“That’s what I was trying to say before, miss. I’m in maintenance.” Because of his age, he told her, he was entrusted with the engine but not its human freight. After the Georgia station shut down-he didn’t know the details, but gossip held it had been discovered-they were testing all the lines in order to reroute traffic. The train she had been waiting for was canceled, and he didn’t know when another one would be through. His instructions were to make a report on conditions and then head back to the junction.
“Can’t you take me to the next stop?”
He motioned her to the edge of the platform and extended his lantern. The tunnel terminated fifty feet ahead in a ragged point.
“We passed a branch back there, heads south,” he said. “I’ve got just enough coal to check it out and make it back to the depot.”
“I can’t go south,” Cora said.
“The station agent will be along. I’m sure of it.”
She missed him when he was gone, in all of his foolishness.
Cora had light, and another thing she did not have in South Carolina-sound. Dark water pooled between the rails, fed in steady drips from the station ceiling. The stone vault above was white with splashes of red, like blood from a whipping that soaked a shirt. The noise cheered her, though. As did the plentiful drinking water, the torches, and the distance she had traveled from the slave catchers. North Carolina was an improvement, beneath the surface.
She explored. The station abutted a rough-hewn tunnel. Support struts shored up the wooden ceiling and stones embedded in the dirt floor made her stumble. She chose to go left first, stepping over spill that had come loose from the walls. Rusting tools littered the path. Chisels, sledges, and picks-weaponry for battling mountains. The air was damp. When she ran her hand along the wall it came back coated in cool white dust. At the end of the corridor, the ladder bolted into the stone led up into a snug passage. She lifted the torch. There was no telling how far the rungs extended. She braved the climb only after discovering that the other end of the corridor narrowed into a glum dead end.
A few feet into the level above, she saw why the equipment had been abandoned by the work gangs. A sloping mound of rocks and dirt, floor to ceiling, cut off the tunnel. Opposite the cave-in, the tunnel terminated after a hundred feet, confirming her fear. She was trapped once more.
Cora collapsed on the rocks and wept until sleep overtook her.
The station agent woke her. “Oh!” the man said. His round red face poked through the space he’d made at the top of the rubble. “Oh, dear,” he said. “What are you doing here?”
“I’m a passenger, sir.”
“Don’t you know this station is closed?”
She coughed and rose, straightening her filthy dress.

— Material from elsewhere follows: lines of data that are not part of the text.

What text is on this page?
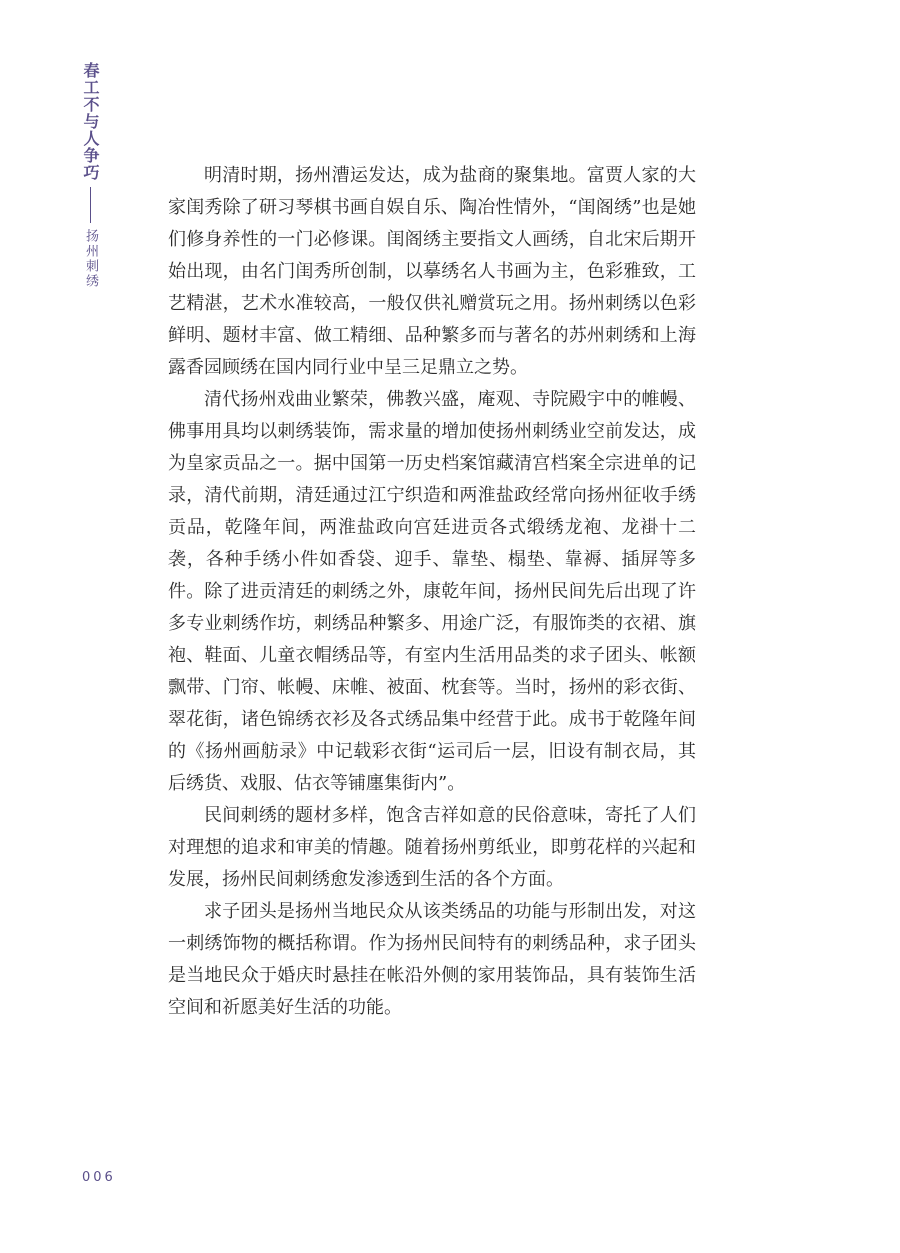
春工不与人争巧
扬州刺绣

明清时期，扬州漕运发达，成为盐商的聚集地。富贾人家的大家闺秀除了研习琴棋书画自娱自乐、陶冶性情外，“闺阁绣”也是她们修身养性的一门必修课。闺阁绣主要指文人画绣，自北宋后期开始出现，由名门闺秀所创制，以摹绣名人书画为主，色彩雅致，工艺精湛，艺术水准较高，一般仅供礼赠赏玩之用。扬州刺绣以色彩鲜明、题材丰富、做工精细、品种繁多而与著名的苏州刺绣和上海露香园顾绣在国内同行业中呈三足鼎立之势。

清代扬州戏曲业繁荣，佛教兴盛，庵观、寺院殿宇中的帷幔、佛事用具均以刺绣装饰，需求量的增加使扬州刺绣业空前发达，成为皇家贡品之一。据中国第一历史档案馆藏清宫档案全宗进单的记录，清代前期，清廷通过江宁织造和两淮盐政经常向扬州征收手绣贡品，乾隆年间，两淮盐政向宫廷进贡各式缎绣龙袍、龙褂十二袭，各种手绣小件如香袋、迎手、靠垫、榻垫、靠褥、插屏等多件。除了进贡清廷的刺绣之外，康乾年间，扬州民间先后出现了许多专业刺绣作坊，刺绣品种繁多、用途广泛，有服饰类的衣裙、旗袍、鞋面、儿童衣帽绣品等，有室内生活用品类的求子团头、帐额飘带、门帘、帐幔、床帷、被面、枕套等。当时，扬州的彩衣街、翠花街，诸色锦绣衣衫及各式绣品集中经营于此。成书于乾隆年间的《扬州画舫录》中记载彩衣街“运司后一层，旧设有制衣局，其后绣货、戏服、估衣等铺廛集街内”。

民间刺绣的题材多样，饱含吉祥如意的民俗意味，寄托了人们对理想的追求和审美的情趣。随着扬州剪纸业，即剪花样的兴起和发展，扬州民间刺绣愈发渗透到生活的各个方面。

求子团头是扬州当地民众从该类绣品的功能与形制出发，对这一刺绣饰物的概括称谓。作为扬州民间特有的刺绣品种，求子团头是当地民众于婚庆时悬挂在帐沿外侧的家用装饰品，具有装饰生活空间和祈愿美好生活的功能。

006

“Oh dear, oh dear,” he said.
His name was Martin Wells. Together they widened the hole in the wall of stone and she squeezed through to the other side. The man helped her clamber down to level ground as if helping a lady from the finest carriage. After several turns, the mouth of the tunnel extended a dim invitation. A breeze tickled her skin. She gulped the air like water, the night sky the best meal she had ever had, the stars made succulent and ripe after her time below.
The station agent was a barrel-shaped man deep in his middle age, pasty-complected and soft. For an agent of the underground railroad, presumably no stranger to peril and risk, he evinced a nervous personality. “You’re not supposed to be here,” he said, repeating the engineer’s assessment. “This is a very regrettable turn.”
Martin huffed through his explanation, washing his sweaty gray hair from his face as he spoke. The night riders were on patrol, he explained, casting agent and passenger into dangerous waters. The old mica mine was remote, to be sure, exhausted long ago by Indians and forgotten by most, but the regulators routinely checked the caves and mines, anyplace a fugitive might seek refuge from their justice.
The cave-in that had so distressed Cora was a ruse to camouflage the operation below. Despite its success, the new laws in North Carolina had rendered the station inoperable-he was visiting the mine merely to leave a message for the underground railroad that he could accept no more passengers. When it came to harboring Cora, or any other runaway, Martin was unprepared in every way. “Especially given the present circumstances,” he whispered, as if the patrollers waited at the top of the gully.